22 Feb 2009, 12:32am
Latest Climate News
by admin

Arctic Sea Ice Underestimated for Weeks Due to Faulty Sensor

By Alex Morales, Bloomberg.com news, Feb 20, 2009 [here]

A glitch in satellite sensors caused scientists to underestimate the extent of Arctic sea ice by 500,000 square kilometers (193,000 square miles), a California- size area, the U.S. National Snow and Ice Data Center said.

The error, due to a problem called “sensor drift,” began in early January and caused a slowly growing underestimation of sea ice extent until mid-February. That’s when “puzzled readers” alerted the NSIDC about data showing ice-covered areas as stretches of open ocean, the Boulder, Colorado-based group said on its Web site.

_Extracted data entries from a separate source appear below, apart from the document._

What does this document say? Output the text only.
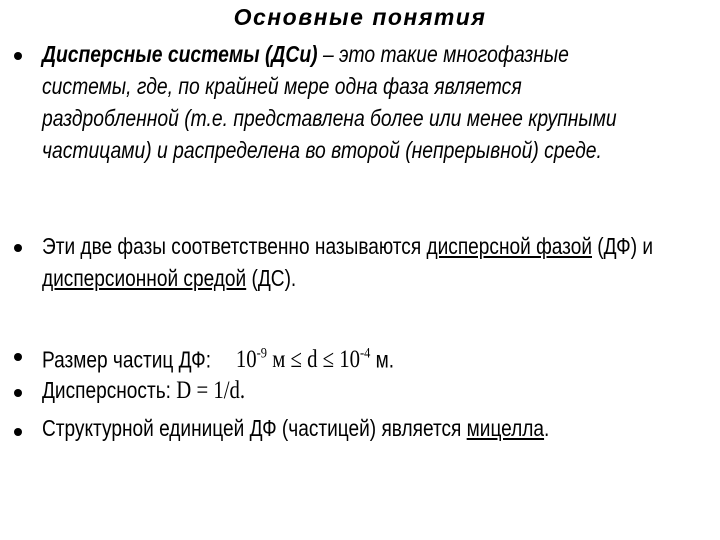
Основные понятия
Дисперсные системы (ДСи) – это такие многофазные системы, где, по крайней мере одна фаза является раздробленной (т.е. представлена более или менее крупными частицами) и распределена во второй (непрерывной) среде.
Эти две фазы соответственно называются дисперсной фазой (ДФ) и дисперсионной средой (ДС).
Размер частиц ДФ: $10^{-9}$ $м \le d \le 10^{-4}$ м.
Дисперсность: D = 1/d.
Структурной единицей ДФ (частицей) является мицелла.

“Sensor drift, although infrequent, does occasionally occur and it is one of the things that we account for during quality- control measures prior to archiving the data,” the center said. “Although we believe that data prior to early January are reliable, we will conduct a full quality check.” … [more]

Note: the glitch was reported by Joseph D’Aleo of ICECAP on Feb 15 [here]. The story was then picked up by Anthony Watts of Watts Up With That on Feb. 16 [here]. After these citizen scientist bloggers informed the NSIDC, the Center discovered the satellite sensor had problems and issued a statement that was reported at Watts Up With That on Feb 18 [here].

Bloomberg’s report is thus 4 or 5 days late and fails to credit D’Aleo and Watts for their vital roles in all this. Citizen bloggers Anthony Watts and Steve McIntire of Climate Audit also uncovered and reported on data defects in an article in Nature last month about Antarctic temperature trends [here].